Publisher: Blue Triangle

A middle-aged man makes peace with his life choices in this novel.

Ben Alto was still in his prime when he first met Anne-Marie, an arresting native who completely swept him off his feet, in France. In the present, his marriage to Lee, a New York–based artist, is not without its challenges, beset as it is by the daily plod of domesticity. Ben has carved a life back home in the United States, quashing his hopes of becoming an artist and resorting to teaching art history and writing about painting instead.
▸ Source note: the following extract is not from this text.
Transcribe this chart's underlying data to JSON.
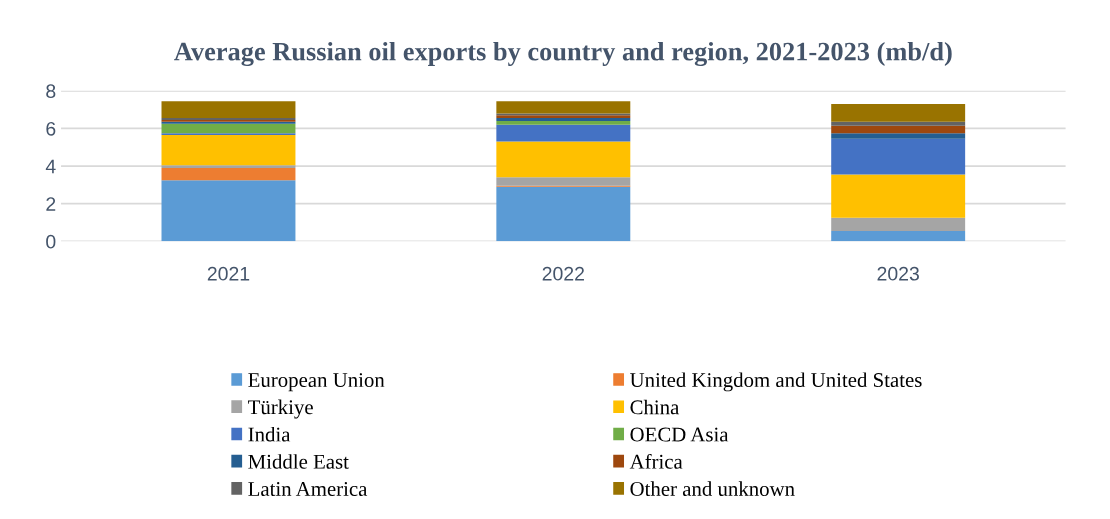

As he and Lee desperately try to start a family, Ben is haunted by his trajectory: “I had begun to age, and to mellow; I had begun to lose confidence in any sort of important future—as a painter or a critic—and although I tried not to be bitter, my lack of prominence weighed on me.” Eventually, Ben and Lee adopt little Misha and cobble together a life of middle-class plentitude with its attendant joys and disappointments. When a life-altering event shakes the couple out of their complacency, they decide they will travel to Europe again, revisiting their favorite places, including St.-Rémy-de-Provence. Reaching out to Anne-Marie during their visit, Ben finds that life has not been kind to her: she is struggling with a rebellious teenager, Celestine, and her love, Zach Douglas, is slowly losing his battle to cancer. Middle-aged ennui and long-lost loves are tropes that have frequently been mined before, but Misurella (Arrangement in Black and White, 2014, etc.) tinges the story with enough pathos and color to craft a standout. There is plenty of nuance in a narrative that could easily have slipped into melodrama but doesn’t. The gorgeous Provencal countryside—with its rippling lavender fields, quaint markets, and striking abbeys and churches—is rendered vividly; one can almost imagine the page as an artist’s canvas here. Impressionist and postimpressionist paintings of Provence come to mind, including those by Ben’s favorite artist, van Gogh. What emerges is a moving account of the necessary compromises people make in their lives.

A stirring reminder that the most beautiful moments can be frustratingly evanescent and that everyone needs to learn the delicate art of letting go.